Unfortunately, that's not something you can calculate, it should be a piece of information given to you by the manufacturer. For a knock-off brand insert like this it's more of a guess and check method.  

Top brands will have all the information on the back of the pack as well as on their website, but you do pay a premium for it. For example these Iscar inserts were like 15 bucks a pop but I have access to a lot more information.


----------



## Hukshawn (Jan 26, 2018)

Hmm. I wouldn't called these cheaper inserts. $8 each.
I guess I just gotta mount it up and go for it and find out


----------



## Dan_S (Jan 26, 2018)

Hukshawn said:


> Hmm. I wouldn't called these cheaper inserts. $8 each.
> I guess I just gotta mount it up and go for it and find out


It's all relative, I know people who would tell you $15 an insert is cheap.


----------



## Hukshawn (Jan 26, 2018)

Lol. Certainly not me! Especially for a hobby!


----------



## Hukshawn (Jan 26, 2018)

oh... my... stars.... ! its wonderful... just wonderful.

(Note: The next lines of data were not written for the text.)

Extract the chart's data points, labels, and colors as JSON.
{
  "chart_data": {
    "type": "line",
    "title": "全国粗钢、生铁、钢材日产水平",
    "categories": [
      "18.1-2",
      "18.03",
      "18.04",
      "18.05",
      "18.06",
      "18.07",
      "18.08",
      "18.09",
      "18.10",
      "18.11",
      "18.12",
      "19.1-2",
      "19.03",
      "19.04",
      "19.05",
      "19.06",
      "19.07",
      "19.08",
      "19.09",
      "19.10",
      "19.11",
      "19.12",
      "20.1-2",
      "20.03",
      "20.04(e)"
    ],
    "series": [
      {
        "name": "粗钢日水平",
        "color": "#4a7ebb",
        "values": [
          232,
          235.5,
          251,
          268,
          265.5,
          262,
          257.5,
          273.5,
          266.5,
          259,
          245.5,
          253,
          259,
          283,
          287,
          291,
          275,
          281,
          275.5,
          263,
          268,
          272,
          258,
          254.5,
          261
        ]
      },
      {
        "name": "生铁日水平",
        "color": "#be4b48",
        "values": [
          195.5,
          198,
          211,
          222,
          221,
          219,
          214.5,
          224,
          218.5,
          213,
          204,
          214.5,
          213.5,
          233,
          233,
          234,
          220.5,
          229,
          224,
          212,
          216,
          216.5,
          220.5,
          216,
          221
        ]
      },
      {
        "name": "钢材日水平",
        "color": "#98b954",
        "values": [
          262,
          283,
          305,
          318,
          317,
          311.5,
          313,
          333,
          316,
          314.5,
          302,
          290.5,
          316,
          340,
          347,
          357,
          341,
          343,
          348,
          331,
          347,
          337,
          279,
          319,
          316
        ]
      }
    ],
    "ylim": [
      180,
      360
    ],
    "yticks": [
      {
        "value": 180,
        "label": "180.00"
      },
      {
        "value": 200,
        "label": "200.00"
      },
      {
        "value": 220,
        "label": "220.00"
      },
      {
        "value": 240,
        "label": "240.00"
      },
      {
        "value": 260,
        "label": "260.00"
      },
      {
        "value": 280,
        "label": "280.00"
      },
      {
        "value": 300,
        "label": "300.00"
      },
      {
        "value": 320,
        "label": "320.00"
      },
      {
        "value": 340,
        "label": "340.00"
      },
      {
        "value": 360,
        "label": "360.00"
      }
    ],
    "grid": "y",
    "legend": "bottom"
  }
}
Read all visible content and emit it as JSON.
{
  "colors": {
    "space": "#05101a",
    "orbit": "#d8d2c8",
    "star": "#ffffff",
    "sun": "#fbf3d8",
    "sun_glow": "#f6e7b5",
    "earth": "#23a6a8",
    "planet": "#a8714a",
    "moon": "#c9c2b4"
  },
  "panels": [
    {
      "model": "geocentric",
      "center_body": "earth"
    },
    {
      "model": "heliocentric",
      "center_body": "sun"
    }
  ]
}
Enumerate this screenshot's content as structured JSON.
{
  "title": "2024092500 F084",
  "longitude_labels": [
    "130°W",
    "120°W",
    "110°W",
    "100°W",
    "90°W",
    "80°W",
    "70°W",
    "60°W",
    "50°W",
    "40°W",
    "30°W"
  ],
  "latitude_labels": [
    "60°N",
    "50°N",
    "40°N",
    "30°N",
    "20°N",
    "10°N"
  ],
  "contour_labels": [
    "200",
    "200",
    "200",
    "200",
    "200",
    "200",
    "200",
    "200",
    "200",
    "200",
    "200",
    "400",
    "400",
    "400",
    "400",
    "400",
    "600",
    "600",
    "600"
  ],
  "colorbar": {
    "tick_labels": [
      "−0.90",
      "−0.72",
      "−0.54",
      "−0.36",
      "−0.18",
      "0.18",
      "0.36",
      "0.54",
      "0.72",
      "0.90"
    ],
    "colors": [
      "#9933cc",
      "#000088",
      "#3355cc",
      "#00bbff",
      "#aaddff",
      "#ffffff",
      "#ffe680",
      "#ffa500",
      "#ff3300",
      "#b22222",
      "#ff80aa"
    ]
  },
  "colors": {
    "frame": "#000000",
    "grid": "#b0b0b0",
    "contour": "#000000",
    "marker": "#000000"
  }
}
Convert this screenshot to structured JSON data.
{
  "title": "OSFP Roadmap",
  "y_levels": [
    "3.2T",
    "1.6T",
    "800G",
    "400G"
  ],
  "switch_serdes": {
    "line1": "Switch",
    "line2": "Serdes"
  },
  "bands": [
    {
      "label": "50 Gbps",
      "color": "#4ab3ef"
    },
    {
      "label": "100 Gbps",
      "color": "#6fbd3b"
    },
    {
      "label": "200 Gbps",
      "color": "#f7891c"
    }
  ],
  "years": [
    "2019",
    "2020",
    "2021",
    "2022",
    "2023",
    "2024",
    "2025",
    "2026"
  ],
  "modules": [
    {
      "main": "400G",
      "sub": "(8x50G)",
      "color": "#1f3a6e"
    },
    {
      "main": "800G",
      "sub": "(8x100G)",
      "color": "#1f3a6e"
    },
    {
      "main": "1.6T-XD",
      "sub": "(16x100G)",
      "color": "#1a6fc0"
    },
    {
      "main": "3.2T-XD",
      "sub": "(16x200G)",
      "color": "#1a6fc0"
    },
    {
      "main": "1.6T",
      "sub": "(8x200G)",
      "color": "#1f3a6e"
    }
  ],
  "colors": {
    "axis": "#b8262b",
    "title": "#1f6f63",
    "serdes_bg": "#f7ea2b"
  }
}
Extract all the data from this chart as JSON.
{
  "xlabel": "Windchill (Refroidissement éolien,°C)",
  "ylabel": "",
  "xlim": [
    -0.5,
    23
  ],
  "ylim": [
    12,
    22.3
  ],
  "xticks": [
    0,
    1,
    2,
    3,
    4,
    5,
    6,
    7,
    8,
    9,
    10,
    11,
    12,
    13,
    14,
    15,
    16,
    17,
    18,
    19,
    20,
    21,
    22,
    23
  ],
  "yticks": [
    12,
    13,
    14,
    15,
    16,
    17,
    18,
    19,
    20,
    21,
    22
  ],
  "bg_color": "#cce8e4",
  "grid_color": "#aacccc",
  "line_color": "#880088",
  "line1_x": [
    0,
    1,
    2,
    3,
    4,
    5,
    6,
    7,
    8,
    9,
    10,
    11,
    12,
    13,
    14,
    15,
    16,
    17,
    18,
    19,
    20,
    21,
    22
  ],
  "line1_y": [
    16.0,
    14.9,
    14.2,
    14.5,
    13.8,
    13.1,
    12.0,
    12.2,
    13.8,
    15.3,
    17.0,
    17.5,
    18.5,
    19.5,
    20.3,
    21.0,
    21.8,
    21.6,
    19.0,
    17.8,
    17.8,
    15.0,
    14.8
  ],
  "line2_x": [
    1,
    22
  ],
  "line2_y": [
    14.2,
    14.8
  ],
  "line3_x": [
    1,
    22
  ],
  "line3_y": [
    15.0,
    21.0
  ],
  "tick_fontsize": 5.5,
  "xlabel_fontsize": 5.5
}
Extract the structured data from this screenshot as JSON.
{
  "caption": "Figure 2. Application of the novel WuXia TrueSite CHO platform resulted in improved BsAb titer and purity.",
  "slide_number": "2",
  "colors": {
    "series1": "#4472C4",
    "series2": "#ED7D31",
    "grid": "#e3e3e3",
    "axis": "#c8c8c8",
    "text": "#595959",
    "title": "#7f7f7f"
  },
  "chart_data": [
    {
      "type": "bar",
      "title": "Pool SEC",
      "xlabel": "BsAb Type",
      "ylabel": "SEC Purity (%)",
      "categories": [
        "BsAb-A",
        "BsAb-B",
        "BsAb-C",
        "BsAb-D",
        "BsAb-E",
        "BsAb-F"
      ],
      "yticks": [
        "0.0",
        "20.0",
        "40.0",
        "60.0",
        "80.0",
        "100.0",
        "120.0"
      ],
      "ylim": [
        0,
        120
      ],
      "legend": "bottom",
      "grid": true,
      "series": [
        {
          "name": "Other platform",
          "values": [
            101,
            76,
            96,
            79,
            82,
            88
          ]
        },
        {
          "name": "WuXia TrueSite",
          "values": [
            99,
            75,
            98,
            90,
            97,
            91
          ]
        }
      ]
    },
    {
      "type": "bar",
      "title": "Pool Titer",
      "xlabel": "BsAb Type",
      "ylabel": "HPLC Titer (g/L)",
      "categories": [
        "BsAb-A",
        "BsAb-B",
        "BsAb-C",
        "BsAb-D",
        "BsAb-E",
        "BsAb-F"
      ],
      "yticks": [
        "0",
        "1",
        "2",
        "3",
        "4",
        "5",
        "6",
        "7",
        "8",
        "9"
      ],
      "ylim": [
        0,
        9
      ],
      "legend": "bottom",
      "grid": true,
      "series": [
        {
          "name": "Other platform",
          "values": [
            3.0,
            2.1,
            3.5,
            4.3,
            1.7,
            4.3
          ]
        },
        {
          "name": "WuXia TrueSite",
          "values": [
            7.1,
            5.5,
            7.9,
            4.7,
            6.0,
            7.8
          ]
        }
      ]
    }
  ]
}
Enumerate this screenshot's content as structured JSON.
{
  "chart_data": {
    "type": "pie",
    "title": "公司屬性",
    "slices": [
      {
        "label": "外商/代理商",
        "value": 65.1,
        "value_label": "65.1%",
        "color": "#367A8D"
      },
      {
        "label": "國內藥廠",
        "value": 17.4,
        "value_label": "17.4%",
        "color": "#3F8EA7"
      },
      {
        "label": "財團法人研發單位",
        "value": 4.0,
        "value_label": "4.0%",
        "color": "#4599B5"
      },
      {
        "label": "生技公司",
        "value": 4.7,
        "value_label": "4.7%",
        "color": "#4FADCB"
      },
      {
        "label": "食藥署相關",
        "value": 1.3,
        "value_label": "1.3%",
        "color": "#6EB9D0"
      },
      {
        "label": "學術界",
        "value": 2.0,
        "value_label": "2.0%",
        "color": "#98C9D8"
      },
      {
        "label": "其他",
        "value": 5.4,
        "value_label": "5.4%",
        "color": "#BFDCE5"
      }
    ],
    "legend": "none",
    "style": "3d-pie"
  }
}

i put it on my cheap chinese R8 arbor cause i forgot to get a good one when i orda ered the mill. but it doesnt matter. its just wonderful...

i had been making new vise jaws for English Hylo vise rebuild from some 4140, which was what spawned this whole face mill fiasco. i havent squared the second jaw yet, so, i threw it in the vise, took a few passes about 010-015 each time till it leveled out. there is play in a barring or shaft somewhere in the pulley head of my mill, when i have an interrupted cut, my mill is very noisy but usually quiets down once the cut is no longer interrupted. which is exactly what happened... infact, once all 3 teeth were engaged in the work the mill was actually quieter than running no load. seriously... if it werent for nice straw coloured chips flying all across my garage, i wouldnt have even known it was cutting! ohh man, i was so excited i was cranking that X handle laughing like a child.. hahaha. 
once i was done with the cut, i ran the same test as i did on the cheap mill. after the last pass i lowered the quill just until the insert started rubbing the work, then hand cranked the drive to see how each insert contacts the work. with the old head, thats when i realized how far off each insert was. this mill, all three rub exactly the same amount. aaaaand thats when i chipped an insert cause my hand slipped and i nudged it in reverse, lol, and boop, off comes a little sliver of carbide. haha. good thing theres 3 more sides to each insert! 

/happy boy!


----------



## Hukshawn (Jan 26, 2018)

Here's a pic



The tool marks look much more significant than they actually are. This is 4140, so I was running at 600 rpm and by the end I was feeding pretty quick to see how the chips looked and how the mill handled. Back right is where I started. Much slower fees and much finer finish. and its zoomed in pretty close


----------



## Clock work (Jan 27, 2018)

Hukshawn said:


> Let’s come back to this, is there a way to adjust one tooth up a thou or so without grinding the insert?



You could shim the short ones.

I bought the highest rated face mill on Amazon and was getting extremely bad surface finishes due to what appeared to be significant variation in insert stick-out. I returned it rather than taking on another project. There's a good review of a ZCC face mill out there but I can't speak to it personally.


----------



## RobertHaas (Feb 21, 2018)

Hukshawn said:


> This is 4140, so I was running at 600 rpm and by the end I was feeding pretty quick to see how the chips looked and how the mill handled. Back right is where I started. Much slower fees and much finer finish. and its zoomed in pretty close



I turn my carbide at a much higher rate then 600 RPM I did some rough math and using my machinist manuals I came up with running my 3" face mill with 5 inserts over 1200 RPM at a fairly aggressive feed rate taking .006" cut. the finish was extremely smooth nearly mirror like and the chips stayed a light cobalt blue. I was only using brush applied cutting oil and when I set up the flood the surface became trully mirror like and the chips are clear with no heat signature at all. 

Going from HSS to carbide I am learning to increase the cutter speed to the point HSS would melt.